La Russa s’infuria da Santoro e Di Pietro rispolvera il fascismo

Quando Michele Santoro ha presentato il parterre degli ospiti in studio, in molti avranno ieri pensato che la puntata di “Annozero” sarebbe stata generosa di “chicche”. Previsione non difficile da centrare, dal momento che, a dividersi le telecamere nello studio del programma di Rai2, c’erano il vulcanico ministro Ignazio La Russa, il combattivo Antonio Di Pietro e il sempre pacato Pier Ferdinando Casini. Una triade da record di ascolti, che ha infatti dato vita a uno show pirotecnico di innegabile impatto.

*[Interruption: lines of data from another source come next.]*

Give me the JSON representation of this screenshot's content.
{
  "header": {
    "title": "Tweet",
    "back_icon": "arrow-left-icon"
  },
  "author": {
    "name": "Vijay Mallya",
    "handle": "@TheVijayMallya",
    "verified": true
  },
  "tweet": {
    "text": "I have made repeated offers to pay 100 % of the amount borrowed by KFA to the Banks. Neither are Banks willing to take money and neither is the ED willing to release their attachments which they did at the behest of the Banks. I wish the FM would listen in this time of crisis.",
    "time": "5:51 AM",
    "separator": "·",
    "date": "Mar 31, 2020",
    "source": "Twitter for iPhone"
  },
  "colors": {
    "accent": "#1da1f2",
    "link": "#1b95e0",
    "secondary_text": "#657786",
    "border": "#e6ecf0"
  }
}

Il clima s’infiamma quando il conduttore concede la parola a Luca Cafagna, studente della Facoltà di Scienze politiche alla Sapienza di Roma. L’argomento è quanto mai delicato e riguarda, ovviamente, la manifestazione capitolina di martedì scorso, culminata in atti di violenza e in veri e propri scontri tra alcuni giovani e le forze dell’ordine. La novità è che lo studente, interpellato esplicitamente sulla “deriva armata” della manifestazione, non prende le distanze da quanto accaduto e rimarca piuttosto un concetto più volte espresso dagli studenti in questi giorni: per due anni e mezzo ci avete ignorato, la vera violenza è quella di un governo sordo e disattento.

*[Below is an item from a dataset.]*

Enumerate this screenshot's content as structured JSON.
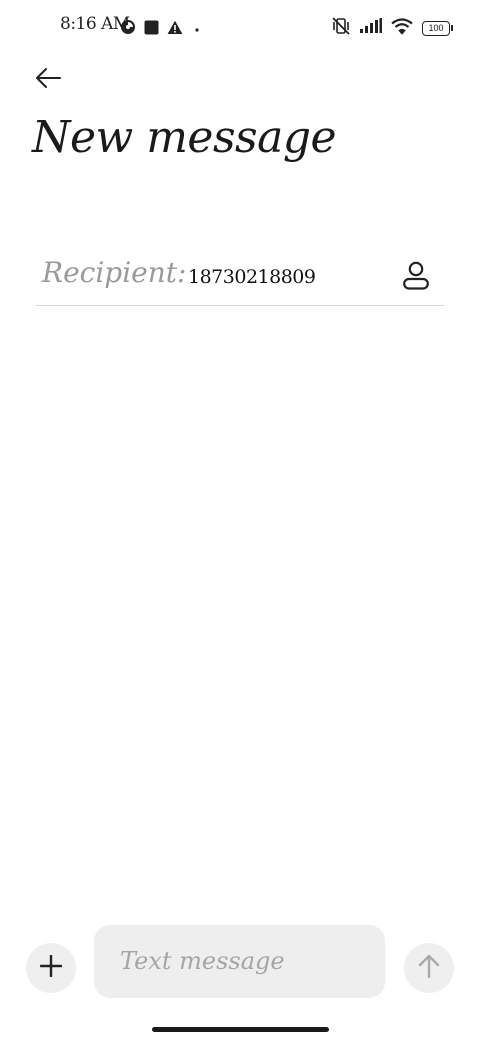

Apriti cielo: è a questo punto che il responsabile della Difesa perde le staffe, inanellando una sequela serratissima di “vigliacco” all’indirizzo del ragazzo. Per Ignazio La Russa, infatti, le parole pronunciate da Cafagna (che definirà anche “ignorante”, “incapace” e “fifone”) sono sufficienti per formulare l’accusa di apologia di reato. Per questo il coordinatore del Pdl scatta in piedi, smangiando accuse a bocca stretta contro i manifestanti e accusando il conduttore di “Annozero” di faziosità per il fatto di non aver invitato anche un rappresentante della polizia, in grado di completare la cronaca sulla “calda” giornata di martedì scorso.

Non solo: il ministro, in preda a una rabbia palpabile, si avvicina a Santoro e gli stende la mano, annunciando l’intenzione di abbandonare lo studio, poi ci ripensa e, riconquistato un barlume di compostezza, (consigliato anche dal giornalista de “Il GiornaleNicola Porro e dal moderato Casini) si rimette a sedere, tra gli applausi sarcastici del pubblico. Ma non è tutto.

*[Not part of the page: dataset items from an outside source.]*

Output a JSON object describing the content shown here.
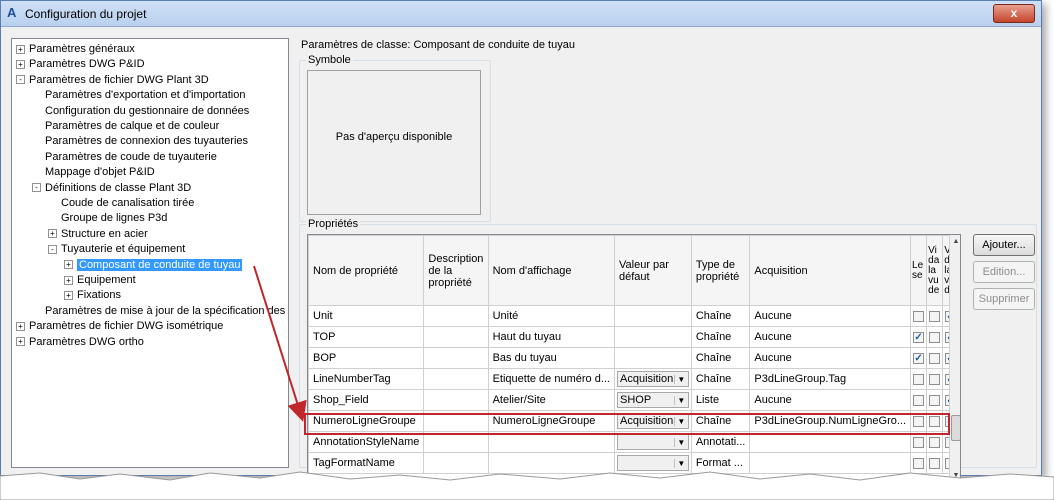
{
  "window": {
    "title": "Configuration du projet",
    "close_glyph": "x",
    "app_icon_letter": "A"
  },
  "tree": [
    {
      "label": "Paramètres généraux",
      "depth": 0,
      "expander": "+",
      "selected": false
    },
    {
      "label": "Paramètres DWG P&ID",
      "depth": 0,
      "expander": "+",
      "selected": false
    },
    {
      "label": "Paramètres de fichier DWG Plant 3D",
      "depth": 0,
      "expander": "-",
      "selected": false
    },
    {
      "label": "Paramètres d'exportation et d'importation",
      "depth": 1,
      "expander": "",
      "selected": false
    },
    {
      "label": "Configuration du gestionnaire de données",
      "depth": 1,
      "expander": "",
      "selected": false
    },
    {
      "label": "Paramètres de calque et de couleur",
      "depth": 1,
      "expander": "",
      "selected": false
    },
    {
      "label": "Paramètres de connexion des tuyauteries",
      "depth": 1,
      "expander": "",
      "selected": false
    },
    {
      "label": "Paramètres de coude de tuyauterie",
      "depth": 1,
      "expander": "",
      "selected": false
    },
    {
      "label": "Mappage d'objet P&ID",
      "depth": 1,
      "expander": "",
      "selected": false
    },
    {
      "label": "Définitions de classe Plant 3D",
      "depth": 1,
      "expander": "-",
      "selected": false
    },
    {
      "label": "Coude de canalisation tirée",
      "depth": 2,
      "expander": "",
      "selected": false
    },
    {
      "label": "Groupe de lignes P3d",
      "depth": 2,
      "expander": "",
      "selected": false
    },
    {
      "label": "Structure en acier",
      "depth": 2,
      "expander": "+",
      "selected": false
    },
    {
      "label": "Tuyauterie et équipement",
      "depth": 2,
      "expander": "-",
      "selected": false
    },
    {
      "label": "Composant de conduite de tuyau",
      "depth": 3,
      "expander": "+",
      "selected": true
    },
    {
      "label": "Equipement",
      "depth": 3,
      "expander": "+",
      "selected": false
    },
    {
      "label": "Fixations",
      "depth": 3,
      "expander": "+",
      "selected": false
    },
    {
      "label": "Paramètres de mise à jour de la spécification des tuy",
      "depth": 1,
      "expander": "",
      "selected": false
    },
    {
      "label": "Paramètres de fichier DWG isométrique",
      "depth": 0,
      "expander": "+",
      "selected": false
    },
    {
      "label": "Paramètres DWG ortho",
      "depth": 0,
      "expander": "+",
      "selected": false
    }
  ],
  "panel": {
    "class_title": "Paramètres de classe: Composant de conduite de tuyau",
    "symbol_label": "Symbole",
    "preview_text": "Pas d'aperçu disponible",
    "properties_label": "Propriétés"
  },
  "grid": {
    "columns": [
      "Nom de propriété",
      "Description de la propriété",
      "Nom d'affichage",
      "Valeur par défaut",
      "Type de propriété",
      "Acquisition",
      "Le se",
      "Vi da la vu de",
      "Vis da la vu d'c"
    ],
    "rows": [
      {
        "name": "Unit",
        "desc": "",
        "display": "Unité",
        "default": "",
        "combo": false,
        "type": "Chaîne",
        "acq": "Aucune",
        "c1": false,
        "c2": false,
        "c3": true
      },
      {
        "name": "TOP",
        "desc": "",
        "display": "Haut du tuyau",
        "default": "",
        "combo": false,
        "type": "Chaîne",
        "acq": "Aucune",
        "c1": true,
        "c2": false,
        "c3": true
      },
      {
        "name": "BOP",
        "desc": "",
        "display": "Bas du tuyau",
        "default": "",
        "combo": false,
        "type": "Chaîne",
        "acq": "Aucune",
        "c1": true,
        "c2": false,
        "c3": true
      },
      {
        "name": "LineNumberTag",
        "desc": "",
        "display": "Etiquette de numéro d...",
        "default": "Acquisition",
        "combo": true,
        "type": "Chaîne",
        "acq": "P3dLineGroup.Tag",
        "c1": false,
        "c2": false,
        "c3": true
      },
      {
        "name": "Shop_Field",
        "desc": "",
        "display": "Atelier/Site",
        "default": "SHOP",
        "combo": true,
        "type": "Liste",
        "acq": "Aucune",
        "c1": false,
        "c2": false,
        "c3": true
      },
      {
        "name": "NumeroLigneGroupe",
        "desc": "",
        "display": "NumeroLigneGroupe",
        "default": "Acquisition",
        "combo": true,
        "type": "Chaîne",
        "acq": "P3dLineGroup.NumLigneGro...",
        "c1": false,
        "c2": false,
        "c3": true
      },
      {
        "name": "AnnotationStyleName",
        "desc": "",
        "display": "",
        "default": "",
        "combo": true,
        "type": "Annotati...",
        "acq": "",
        "c1": false,
        "c2": false,
        "c3": false
      },
      {
        "name": "TagFormatName",
        "desc": "",
        "display": "",
        "default": "",
        "combo": true,
        "type": "Format ...",
        "acq": "",
        "c1": false,
        "c2": false,
        "c3": false
      }
    ]
  },
  "buttons": {
    "add": "Ajouter...",
    "edit": "Edition...",
    "delete": "Supprimer"
  },
  "colors": {
    "selection": "#3399ff",
    "highlight": "#c0272d"
  }
}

Quando il conduttore di “Annozero” concede la parola ad Antonio Di Pietro, che fino ad allora aveva assistito basito alla scena, l’ex pm non manca di fornire il suo personale contributo alla scoppiettante serata. “Adesso capisco cosa vuol dire essere fascisti – dice, rivolgendosi a La Russa – Se io fossi ministro della Difesa e mi accorgessi che c’è un disagio sociale così forte, tutto farei meno che zittire uno studente. La Russa – rincara il leader dell’Idv – è l’essenza stessa del fascismo, non lascia parlare, non ascolta le ragioni sociali che sono arrivate alla violenza. E’ parte di un governo sordo e cieco, fascista – insiste – che non ascolta le ragioni degli altri”.

Parole che suscitano la reazione del responsabile della Difesa, il quale, senza neanche rivolgere lo sguardo all’avversario politico, lo fredda con un “analfabeta” declinato in più tonalità. Nel pasticcio generale, il leader dei centristi tenta di sdrammatizzare: “Adesso capite perché ho creato il terzo polo? – scherza Casini – Ragazzi, io non sono così, sono diverso da questi qua”.